I identify with Mary in so many ways: In being so emotional, in being so attached to Jesus, in expressing her love through tears and physical touch. Jesus saved a lot of people in the gospels from horrible situations like leprosy or prostitution or seven demons, but I relate to this Mary in that she seemed like a normal person from a loving and believing family, but she still adored Him. I identify with Mary of Bethany in daring to listen to Jesus when other people didn’t want her to, and in daring to do something women weren’t supposed to do and sit with the male disciples, not because she was the rebellious type but because Jesus was worth it. I identify with her in seasons of confusion and anger, when Jesus seemed to disappoint her so badly, and then in the restoration beyond her wildest dreams. I identify with her in pouring out a jar that might well have been her dowry, risking never getting married for the sake of loving Jesus. I identify with her in driving her poor sister crazy with her personality and priorities.

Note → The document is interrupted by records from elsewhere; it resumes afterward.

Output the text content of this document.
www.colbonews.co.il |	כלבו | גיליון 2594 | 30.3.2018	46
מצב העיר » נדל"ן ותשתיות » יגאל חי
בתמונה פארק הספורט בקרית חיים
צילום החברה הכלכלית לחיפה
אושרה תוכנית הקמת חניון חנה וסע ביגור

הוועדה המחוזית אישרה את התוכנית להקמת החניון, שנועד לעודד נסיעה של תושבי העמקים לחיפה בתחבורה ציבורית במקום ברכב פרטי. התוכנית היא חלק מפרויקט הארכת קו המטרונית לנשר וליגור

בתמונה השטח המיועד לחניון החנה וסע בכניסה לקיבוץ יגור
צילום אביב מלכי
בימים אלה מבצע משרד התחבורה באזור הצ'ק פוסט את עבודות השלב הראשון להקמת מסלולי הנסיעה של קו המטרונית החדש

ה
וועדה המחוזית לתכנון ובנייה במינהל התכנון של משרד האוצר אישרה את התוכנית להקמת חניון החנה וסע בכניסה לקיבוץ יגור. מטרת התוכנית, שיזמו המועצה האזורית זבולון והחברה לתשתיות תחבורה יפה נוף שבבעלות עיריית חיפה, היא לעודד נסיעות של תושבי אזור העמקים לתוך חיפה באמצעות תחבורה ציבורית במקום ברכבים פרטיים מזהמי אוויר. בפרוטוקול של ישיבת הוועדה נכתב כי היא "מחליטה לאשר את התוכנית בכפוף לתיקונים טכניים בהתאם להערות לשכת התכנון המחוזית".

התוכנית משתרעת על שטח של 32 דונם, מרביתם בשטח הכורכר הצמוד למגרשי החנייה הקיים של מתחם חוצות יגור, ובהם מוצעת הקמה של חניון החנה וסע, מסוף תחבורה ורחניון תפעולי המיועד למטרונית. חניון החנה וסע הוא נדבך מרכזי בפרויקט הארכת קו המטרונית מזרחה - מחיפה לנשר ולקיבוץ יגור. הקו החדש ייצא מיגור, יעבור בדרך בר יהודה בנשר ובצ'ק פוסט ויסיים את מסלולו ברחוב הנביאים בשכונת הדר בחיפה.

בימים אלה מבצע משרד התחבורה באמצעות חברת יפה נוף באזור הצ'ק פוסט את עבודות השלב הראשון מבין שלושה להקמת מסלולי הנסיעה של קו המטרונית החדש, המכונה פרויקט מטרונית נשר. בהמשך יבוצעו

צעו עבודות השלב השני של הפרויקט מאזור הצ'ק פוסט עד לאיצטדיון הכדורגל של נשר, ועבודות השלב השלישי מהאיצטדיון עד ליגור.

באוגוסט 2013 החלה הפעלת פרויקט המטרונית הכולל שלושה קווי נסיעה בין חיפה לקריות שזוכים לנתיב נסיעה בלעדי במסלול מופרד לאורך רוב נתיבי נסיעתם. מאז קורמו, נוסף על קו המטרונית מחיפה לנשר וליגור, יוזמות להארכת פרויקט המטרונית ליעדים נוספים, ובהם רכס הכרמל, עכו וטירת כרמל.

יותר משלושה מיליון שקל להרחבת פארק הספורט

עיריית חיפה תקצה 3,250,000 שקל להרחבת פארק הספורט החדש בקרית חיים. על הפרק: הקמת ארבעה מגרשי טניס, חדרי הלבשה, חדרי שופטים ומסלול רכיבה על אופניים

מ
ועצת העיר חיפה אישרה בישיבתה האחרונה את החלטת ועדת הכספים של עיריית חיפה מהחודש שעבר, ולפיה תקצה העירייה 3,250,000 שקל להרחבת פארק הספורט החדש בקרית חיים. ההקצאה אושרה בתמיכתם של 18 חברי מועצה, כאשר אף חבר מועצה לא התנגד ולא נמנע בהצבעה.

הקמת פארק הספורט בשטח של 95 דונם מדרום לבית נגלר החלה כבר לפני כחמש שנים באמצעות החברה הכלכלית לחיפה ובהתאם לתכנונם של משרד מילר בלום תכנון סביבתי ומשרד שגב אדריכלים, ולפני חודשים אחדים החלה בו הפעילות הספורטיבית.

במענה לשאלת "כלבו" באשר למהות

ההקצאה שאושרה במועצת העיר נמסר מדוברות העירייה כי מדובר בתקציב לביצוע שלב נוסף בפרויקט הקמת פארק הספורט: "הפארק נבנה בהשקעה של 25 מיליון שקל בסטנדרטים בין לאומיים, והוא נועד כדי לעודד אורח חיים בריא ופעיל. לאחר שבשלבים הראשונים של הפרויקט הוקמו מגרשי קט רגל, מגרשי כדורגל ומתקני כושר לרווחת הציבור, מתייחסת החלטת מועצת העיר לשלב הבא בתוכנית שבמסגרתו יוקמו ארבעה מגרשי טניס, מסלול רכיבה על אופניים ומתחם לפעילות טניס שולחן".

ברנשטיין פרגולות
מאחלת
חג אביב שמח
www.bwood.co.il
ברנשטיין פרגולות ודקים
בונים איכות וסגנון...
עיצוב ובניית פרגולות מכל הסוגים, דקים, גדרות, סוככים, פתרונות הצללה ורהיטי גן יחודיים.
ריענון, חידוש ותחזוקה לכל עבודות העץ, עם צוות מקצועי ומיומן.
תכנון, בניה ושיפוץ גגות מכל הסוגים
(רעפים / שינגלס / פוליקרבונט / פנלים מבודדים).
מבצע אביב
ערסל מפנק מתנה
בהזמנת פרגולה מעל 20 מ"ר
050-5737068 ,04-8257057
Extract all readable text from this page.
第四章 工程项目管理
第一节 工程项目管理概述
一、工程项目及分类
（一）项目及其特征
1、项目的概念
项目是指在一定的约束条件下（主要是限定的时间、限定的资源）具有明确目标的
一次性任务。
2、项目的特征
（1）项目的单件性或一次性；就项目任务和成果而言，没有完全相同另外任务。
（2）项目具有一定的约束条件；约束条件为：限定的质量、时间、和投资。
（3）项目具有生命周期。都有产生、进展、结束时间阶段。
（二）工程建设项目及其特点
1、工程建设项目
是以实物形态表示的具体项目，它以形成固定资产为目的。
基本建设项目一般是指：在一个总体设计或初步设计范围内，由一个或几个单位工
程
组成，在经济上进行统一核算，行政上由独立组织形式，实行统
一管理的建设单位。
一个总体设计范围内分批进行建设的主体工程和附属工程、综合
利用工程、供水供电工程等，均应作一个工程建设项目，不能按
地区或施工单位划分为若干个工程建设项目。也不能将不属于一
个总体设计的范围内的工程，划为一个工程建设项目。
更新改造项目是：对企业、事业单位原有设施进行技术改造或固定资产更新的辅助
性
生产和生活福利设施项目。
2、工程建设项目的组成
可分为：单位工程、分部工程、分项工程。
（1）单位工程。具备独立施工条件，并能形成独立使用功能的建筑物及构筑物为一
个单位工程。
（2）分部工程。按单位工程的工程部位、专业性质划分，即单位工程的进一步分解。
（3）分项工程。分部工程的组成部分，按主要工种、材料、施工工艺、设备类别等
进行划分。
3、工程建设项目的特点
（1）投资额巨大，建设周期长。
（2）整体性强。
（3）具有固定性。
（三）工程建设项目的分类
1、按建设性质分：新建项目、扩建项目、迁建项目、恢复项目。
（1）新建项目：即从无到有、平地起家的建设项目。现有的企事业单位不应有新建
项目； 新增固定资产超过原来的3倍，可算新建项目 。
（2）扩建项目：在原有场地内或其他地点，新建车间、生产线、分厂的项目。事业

And then there are the ways I want to identify with her, the ways I’ve learned from her courage. Her courage to stay at Jesus’ feet and not go back into the kitchen to please Martha, when Martha was angry but Jesus was pleased. Her courage to stay down there at Jesus’ feet and not defend herself, whether it was Martha or Judas who was criticizing her choices, but to just wait and let Jesus defend her. And ultimately the way she came out of her own story of death and resurrection deeply understanding Jesus and what He was up to, and instead of resisting His journey to the cross like Peter did, she anointed it with her worship, so that He probably went to the cross still smelling like that crazy outpouring of perfume she gave Him the week before He died. And out of all the women who tried to anoint Jesus for burial, the only one who actually got to was this one, who He said had had the insight to do it before He died.

Like Mary, I wanted the stories Jesus writes in my life to be stories of life, life, and more life, not life, death and resurrection. But when He does write stories of death and resurrection in my life, as He loves to do in all of our lives, nothing has comforted me more than coming back to the way her story intertwined with His story and meeting Him there.

In fact, over and over again in my life, in situation after situation and in season after season, the Lord has brought me back to the story of this Mary at His feet and spoken to me through it again. So welcome to season two of this podcast. In season two, I want to share with you some of the ways God has spoken to me through the story of Mary of Bethany at the feet of Jesus. I hope He will breathe on her story and on mine for you—and also that it will invite you into conversations with Jesus about your own story.

(Musical transition)

Question: Today I invite you to snuggle up to Jesus in your heart and ask Him, ‘Lord, is there a Bible character that I remind You of today? And if so, what do You want to say to me about what I can learn from their story about my story?’